Ele nasceu e se criou em Piranga (MG), numa fazenda de 500 alqueires onde se plantava feijão, milho, café e cana-de-açúcar. “Na minha terra, fui escravo”, afirma. Junto com os pais, trabalhou até os 18 anos na lavoura sem receber nenhum centavo. Ainda por cima, era proibido pelo patrão de frequentar a escola. “Se você for, expulso seu pai daqui”, dizia o proprietário da fazenda. Revoltado com a situação, quando chegou à maioridade decidiu migrar para São Paulo. O patrão tentou impedi-lo: “Se você sair, as porteiras estão fechadas”. Ele respondeu: “Tudo bem. Eu não ia voltar mesmo”.

Hoje, quando vê seu boteco preparado para o sarau, as cadeiras de plástico em fila, voltadas para o palco, como numa sala de aula, enxerga ali também uma oportunidade de aprender, coisa que nunca teve. O contato semanal com a poesia e a influência de Vaz despertaram nele a vontade de narrar a própria história. “Tenho alguma coisa no papel. Falo e minha filha escreve.
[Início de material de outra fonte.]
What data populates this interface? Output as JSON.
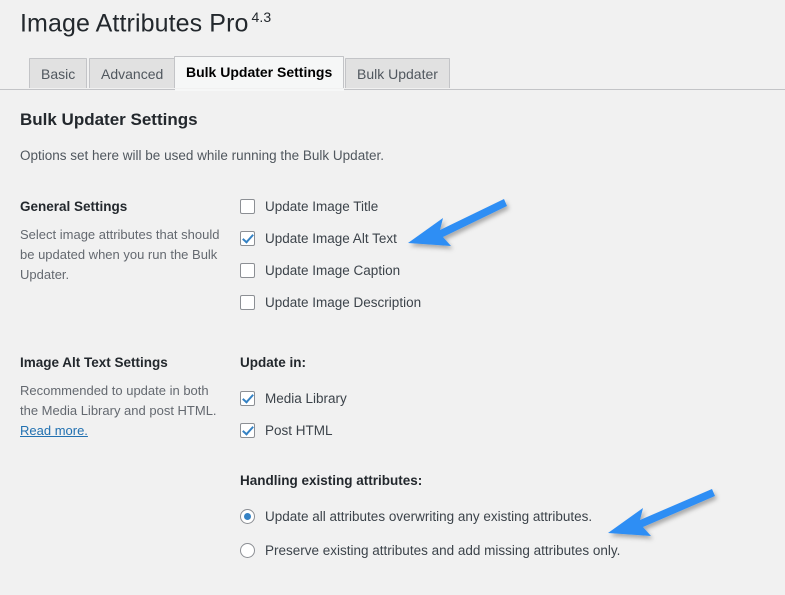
{
  "header": {
    "title": "Image Attributes Pro",
    "version": "4.3"
  },
  "tabs": [
    {
      "label": "Basic",
      "active": false
    },
    {
      "label": "Advanced",
      "active": false
    },
    {
      "label": "Bulk Updater Settings",
      "active": true
    },
    {
      "label": "Bulk Updater",
      "active": false
    }
  ],
  "page": {
    "heading": "Bulk Updater Settings",
    "intro": "Options set here will be used while running the Bulk Updater."
  },
  "general_settings": {
    "heading": "General Settings",
    "description": "Select image attributes that should be updated when you run the Bulk Updater.",
    "options": [
      {
        "label": "Update Image Title",
        "checked": false
      },
      {
        "label": "Update Image Alt Text",
        "checked": true
      },
      {
        "label": "Update Image Caption",
        "checked": false
      },
      {
        "label": "Update Image Description",
        "checked": false
      }
    ]
  },
  "alt_text_settings": {
    "heading": "Image Alt Text Settings",
    "description": "Recommended to update in both the Media Library and post HTML.",
    "link_label": "Read more.",
    "update_in_label": "Update in:",
    "update_in_options": [
      {
        "label": "Media Library",
        "checked": true
      },
      {
        "label": "Post HTML",
        "checked": true
      }
    ],
    "handling_label": "Handling existing attributes:",
    "handling_options": [
      {
        "label": "Update all attributes overwriting any existing attributes.",
        "checked": true
      },
      {
        "label": "Preserve existing attributes and add missing attributes only.",
        "checked": false
      }
    ]
  },
  "annotations": {
    "arrow_color": "#2f8ef4",
    "arrows": [
      {
        "name": "arrow-to-update-image-alt-text"
      },
      {
        "name": "arrow-to-update-all-attributes"
      }
    ]
  },
  "colors": {
    "background": "#f1f1f1",
    "accent": "#3582c4",
    "link": "#2271b1",
    "tab_inactive": "#e1e1e1",
    "tab_active": "#f6f7f7"
  }
}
Vou fazer mais e depois lançar um livro”, relata. As experiências com texto ainda não garantiram sua estreia ao microfone, no entanto. “Nunca falei no sarau. Ainda não chegou o momento”, diz Zé.
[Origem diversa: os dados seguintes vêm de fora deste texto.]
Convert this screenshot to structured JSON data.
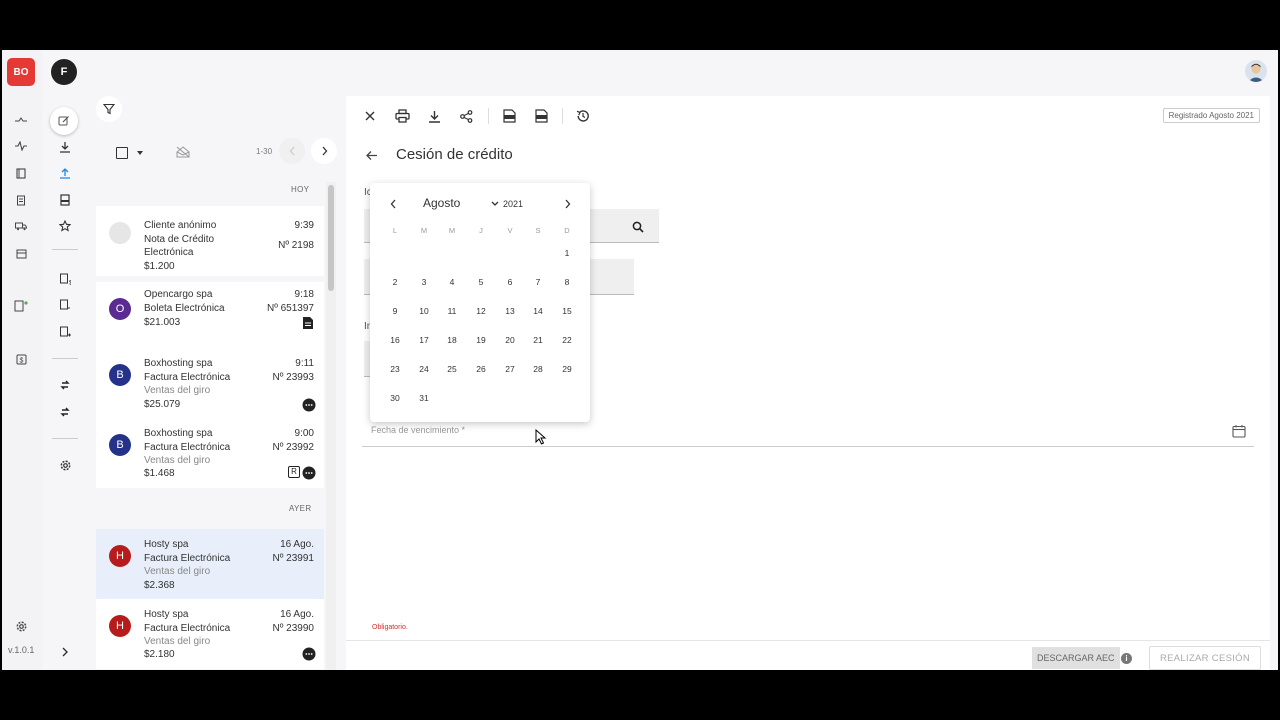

Além do despertar de sua veia poética, a Cooperifa trouxe outros benefícios a Zé. Mais do que a ampliação da freguesia, ele acredita que mudou também a percepção das pessoas sobre a periferia. “Aqui era um lugar marginalizado, mas hoje olham pra gente por outro ângulo. Muitas pessoas da elite que vêm aqui até convidam a gente pra ir na área deles. O sarau, porém, só fazemos da Ponte do Socorro pra cá. Se quiserem ver, têm de vir até aqui”, diz.

Da comunidade para a comunidade

Um dos grandes objetivos de Sérgio Vaz com a Cooperifa era elevar o respeito que a comunidade tinha por si própria. Uma das maiores carências da periferia está na falta de espaços de cultura e lazer, de iniciativa pública ou privada.

“Aqui não tem eventos, não tem teatro. Então, a Cooperifa passa a visão de que a comunidade pode se reunir para fazer coisas boas. É um salto para nós. Não precisamos sair daqui pra nos divertir, pra ter cultura. Isso faz com que abracemos mais as coisas do bairro”, diz a estudante Natália Barbosa, de 17 anos, moradora do bairro Vila São Judas, vizinho ao do sarau.

“Em termos de cultura e arte, a periferia se basta. Economicamente, não sei se somos independentes, porque tem muita gente em emprego meia-boca. Mas o que precisamos de cultura está aqui”, afirma Vaz.

O próprio sarau gerou outra iniciativa importante nesse sentido. Criado há cerca de três anos, o Cinema na Laje, que ocorre quinzenalmente às segundas-feiras na laje sobre o bar do Zé Batidão, é uma sessão de cinema gratuita, que privilegia produções alternativas ou feitas pela própria comunidade. Além de oferecer a experiência do cinema para quem não pode pagar os preços exorbitantes das salas de shopping, é também um espaço de debates.

Numa segunda-feira gelada de junho, a tela foi improvisada no local do palco do sarau. Era o lançamento do documentário Uma Comunidade Dentro da Comunidade, sobre a roda de samba do bairro Monte Azul, também criada a partir da articulação dos próprios moradores. Após a exibição, o diretor, Jaime Lopes, o Diko, garantiu: “A gente só existe porque existe a Cooperifa”.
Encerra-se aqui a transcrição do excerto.